Can you describe a bit what the logging_io and prediction_io are and how they're intended to be used? You mentioned it during the meeting yesterday, but it would be useful to have it briefly written out as well.

Lilferrit commented 1 week ago

Can you describe a bit what the logging_io and prediction_io are and how they're intended to be used? You mentioned it during the meeting yesterday, but it would be useful to have it briefly written out as well.

For sure, prediction_io contains the definition for the PredictionWriter interface as well as the definition for PredictionMultiWriter. For the most part, all of the functions in the PredictionWriter class were already implemented by MztabWriter. The PredictonWriter interface defines three member functions, log_prediction, log_skipped_spectra, and save which are all optional to implement by a class that implements the interface. The PredictionWriter interface is intended to provide a consistent interface for writing Casanovo sequence predictions to external IO (namely files and loggers).

PredictionMultiWriter implements the PredictionWriter interface, and maintains an internal list of PredictionWriters. When one of the PredictionWriter functions is called on a PredictionMultiWriter it'll call that member function on all of the PredictionWriters in it's internal list.

logger_io contains the definition of LogPredictionWriter, a PredictionWriter that is used to generate the end of sequencing run report. It maintains a table of predictions (which contains only the predicted peptide sequence and the search engine score at the time of writing), and writes to this table when log_prediction is called. When save is called it writes the end of run report to a logger object that is provided via the constructor.

bittremieux commented 1 week ago

Imo this is a bit over-engineered. Instead, we can just log directly where specific information is available using the Python loggers, rather than having to pass it all upstream to these new interfaces. Your implementation is precisely with the Python logger does after all: having a universal interface that multiple writers can hook into and write to different outputs. So we don't need to reinvent that.

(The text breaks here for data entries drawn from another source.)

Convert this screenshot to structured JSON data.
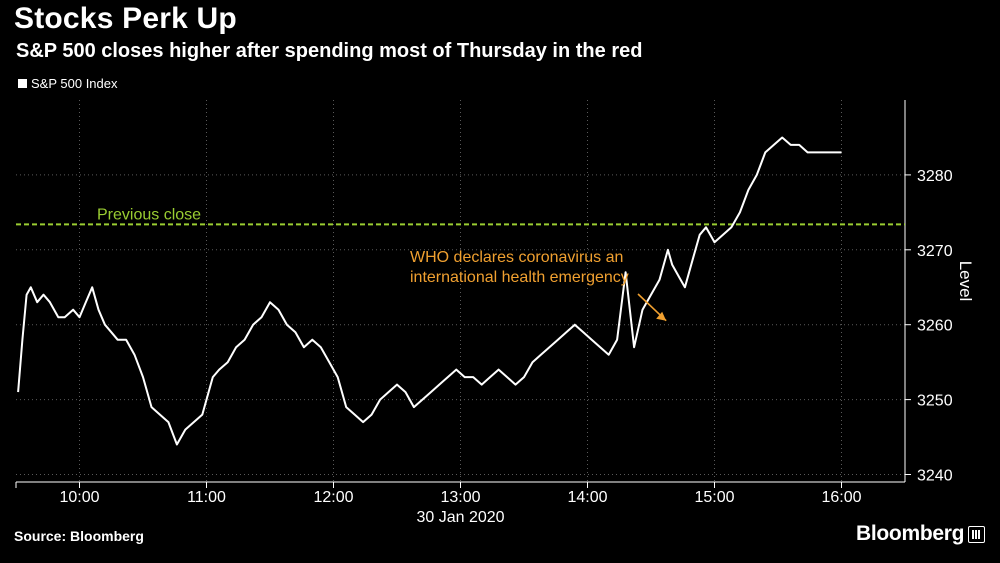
{
  "header": {
    "title": "Stocks Perk Up",
    "subtitle": "S&P 500 closes higher after spending most of Thursday in the red"
  },
  "footer": {
    "source": "Source: Bloomberg",
    "brand": "Bloomberg"
  },
  "colors": {
    "background": "#000000",
    "series": "#ffffff",
    "previous_close": "#9acd32",
    "annotation": "#f0a030",
    "grid": "#5a5a5a"
  },
  "chart_data": {
    "type": "line",
    "title": "Stocks Perk Up",
    "subtitle": "S&P 500 closes higher after spending most of Thursday in the red",
    "xlabel": "30 Jan 2020",
    "ylabel": "Level",
    "x_ticks": [
      "10:00",
      "11:00",
      "12:00",
      "13:00",
      "14:00",
      "15:00",
      "16:00"
    ],
    "y_ticks": [
      3240,
      3250,
      3260,
      3270,
      3280
    ],
    "xlim": [
      "09:30",
      "16:30"
    ],
    "ylim": [
      3239,
      3290
    ],
    "grid": true,
    "legend": "top-left",
    "series": [
      {
        "name": "S&P 500 Index",
        "x": [
          "09:31",
          "09:33",
          "09:35",
          "09:37",
          "09:40",
          "09:43",
          "09:46",
          "09:50",
          "09:53",
          "09:57",
          "10:00",
          "10:03",
          "10:06",
          "10:09",
          "10:12",
          "10:15",
          "10:18",
          "10:22",
          "10:26",
          "10:30",
          "10:34",
          "10:38",
          "10:42",
          "10:46",
          "10:50",
          "10:54",
          "10:58",
          "11:00",
          "11:03",
          "11:06",
          "11:10",
          "11:14",
          "11:18",
          "11:22",
          "11:26",
          "11:30",
          "11:34",
          "11:38",
          "11:42",
          "11:46",
          "11:50",
          "11:54",
          "11:58",
          "12:02",
          "12:06",
          "12:10",
          "12:14",
          "12:18",
          "12:22",
          "12:26",
          "12:30",
          "12:34",
          "12:38",
          "12:42",
          "12:46",
          "12:50",
          "12:54",
          "12:58",
          "13:02",
          "13:06",
          "13:10",
          "13:14",
          "13:18",
          "13:22",
          "13:26",
          "13:30",
          "13:34",
          "13:38",
          "13:42",
          "13:46",
          "13:50",
          "13:54",
          "13:58",
          "14:02",
          "14:06",
          "14:10",
          "14:14",
          "14:18",
          "14:22",
          "14:26",
          "14:30",
          "14:34",
          "14:38",
          "14:40",
          "14:42",
          "14:44",
          "14:46",
          "14:48",
          "14:50",
          "14:53",
          "14:56",
          "15:00",
          "15:04",
          "15:08",
          "15:12",
          "15:16",
          "15:20",
          "15:24",
          "15:28",
          "15:32",
          "15:36",
          "15:40",
          "15:44",
          "15:48",
          "15:52",
          "15:56",
          "16:00"
        ],
        "values": [
          3251,
          3258,
          3264,
          3265,
          3263,
          3264,
          3263,
          3261,
          3261,
          3262,
          3261,
          3263,
          3265,
          3262,
          3260,
          3259,
          3258,
          3258,
          3256,
          3253,
          3249,
          3248,
          3247,
          3244,
          3246,
          3247,
          3248,
          3250,
          3253,
          3254,
          3255,
          3257,
          3258,
          3260,
          3261,
          3263,
          3262,
          3260,
          3259,
          3257,
          3258,
          3257,
          3255,
          3253,
          3249,
          3248,
          3247,
          3248,
          3250,
          3251,
          3252,
          3251,
          3249,
          3250,
          3251,
          3252,
          3253,
          3254,
          3253,
          3253,
          3252,
          3253,
          3254,
          3253,
          3252,
          3253,
          3255,
          3256,
          3257,
          3258,
          3259,
          3260,
          3259,
          3258,
          3257,
          3256,
          3258,
          3267,
          3257,
          3262,
          3264,
          3266,
          3270,
          3268,
          3267,
          3266,
          3265,
          3267,
          3269,
          3272,
          3273,
          3271,
          3272,
          3273,
          3275,
          3278,
          3280,
          3283,
          3284,
          3285,
          3284,
          3284,
          3283,
          3283,
          3283,
          3283,
          3283
        ]
      }
    ],
    "reference_lines": [
      {
        "label": "Previous close",
        "value": 3273.4
      }
    ],
    "annotations": [
      {
        "text_lines": [
          "WHO declares coronavirus an",
          "international health emergency"
        ],
        "x": "14:40",
        "y": 3260
      }
    ]
  }
}
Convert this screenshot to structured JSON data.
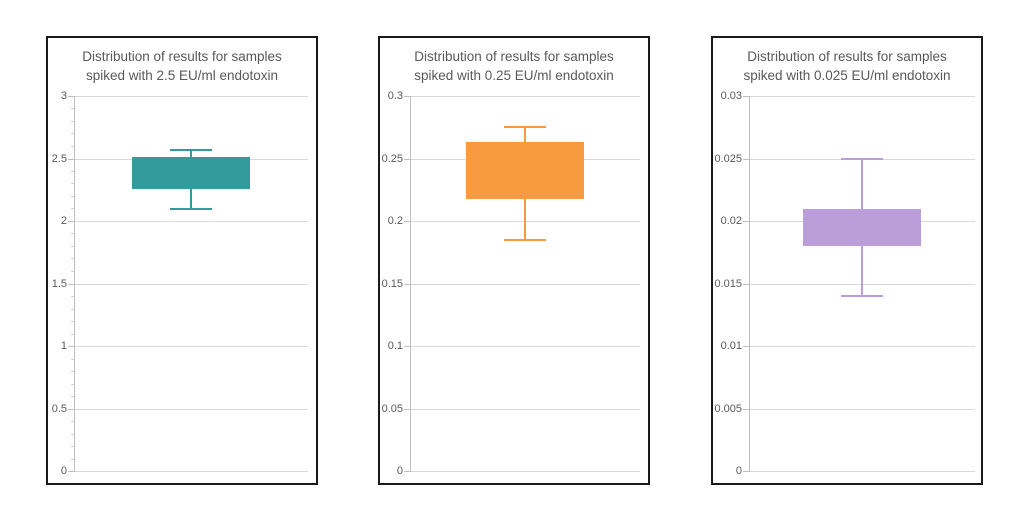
{
  "page": {
    "background": "#ffffff"
  },
  "colors": {
    "grid": "#d9d9d9",
    "axis": "#bfbfbf",
    "tick_text": "#595959",
    "title_text": "#595959",
    "panel_border": "#1a1a1a"
  },
  "chart_data": [
    {
      "type": "boxplot",
      "title_lines": [
        "Distribution of results for samples",
        "spiked with 2.5 EU/ml endotoxin"
      ],
      "ylim": [
        0,
        3
      ],
      "yticks": [
        3,
        2.5,
        2,
        1.5,
        1,
        0.5,
        0
      ],
      "ytick_labels": [
        "3",
        "2.5",
        "2",
        "1.5",
        "1",
        "0.5",
        "0"
      ],
      "minor_tick_step": 0.1,
      "grid": true,
      "series_color": "#339b9b",
      "box": {
        "whisker_min": 2.1,
        "q1": 2.26,
        "q3": 2.51,
        "whisker_max": 2.57
      }
    },
    {
      "type": "boxplot",
      "title_lines": [
        "Distribution of results for samples",
        "spiked with 0.25 EU/ml endotoxin"
      ],
      "ylim": [
        0,
        0.3
      ],
      "yticks": [
        0.3,
        0.25,
        0.2,
        0.15,
        0.1,
        0.05,
        0
      ],
      "ytick_labels": [
        "0.3",
        "0.25",
        "0.2",
        "0.15",
        "0.1",
        "0.05",
        "0"
      ],
      "minor_tick_step": null,
      "grid": true,
      "series_color": "#f89b40",
      "box": {
        "whisker_min": 0.185,
        "q1": 0.218,
        "q3": 0.263,
        "whisker_max": 0.275
      }
    },
    {
      "type": "boxplot",
      "title_lines": [
        "Distribution of results for samples",
        "spiked with 0.025 EU/ml endotoxin"
      ],
      "ylim": [
        0,
        0.03
      ],
      "yticks": [
        0.03,
        0.025,
        0.02,
        0.015,
        0.01,
        0.005,
        0
      ],
      "ytick_labels": [
        "0.03",
        "0.025",
        "0.02",
        "0.015",
        "0.01",
        "0.005",
        "0"
      ],
      "minor_tick_step": null,
      "grid": true,
      "series_color": "#bb9dda",
      "box": {
        "whisker_min": 0.014,
        "q1": 0.018,
        "q3": 0.021,
        "whisker_max": 0.025
      }
    }
  ]
}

So I'd just log the PSM statistics in the MzTabWriter, which is where you have the PSMs. Skipped spectra are logged in the reader, which is where the skipping actually happens (or will happen after the DepthCharge upgrade). (The current spectrum skipping logging is also incorrect and adds non-negligible overhead, which should be avoid for only logging.) Other stuff can similarly be logged in other relevant locations, etc.

Lilferrit commented 1 week ago

Oh ok sounds good - so just to be clear should all of the PSM processing (e.g. the score distribution calculation) and logging happen in the MzTabWriter? Also, should skipped spectra logging just be delayed until the depth charge upgrade is implemented?

bittremieux commented 1 week ago

Yes, I think that's the logical place, considering that all PSMs are aggregated there.

Of course the over-engineering is my personal feeling. We could ask @wfondrie to weigh in as well.

Logging the number of skipped spectra can indeed be delayed for now.

Lilferrit commented 1 week ago

I agree that this solution is overengineered for addressing just the post run logging. My reasoning for implementing it this way is having a PSM io interface would make it relatively easy to extend the PSM io in general. For example if we want to support other output formats like parquet or csv in the future and add a command line option to specify multiple output formats (say you want to write the PSMs to csv and mzTab) it would be relatively easy to do this, or if an end user wants to write PSMs to an external component like a database they could write their own PredictionWriter module to handle this.

bittremieux commented 1 week ago

optimization

Lilferrit commented 1 week ago

Fair enough, I'll get everything moved to the mzTab writer.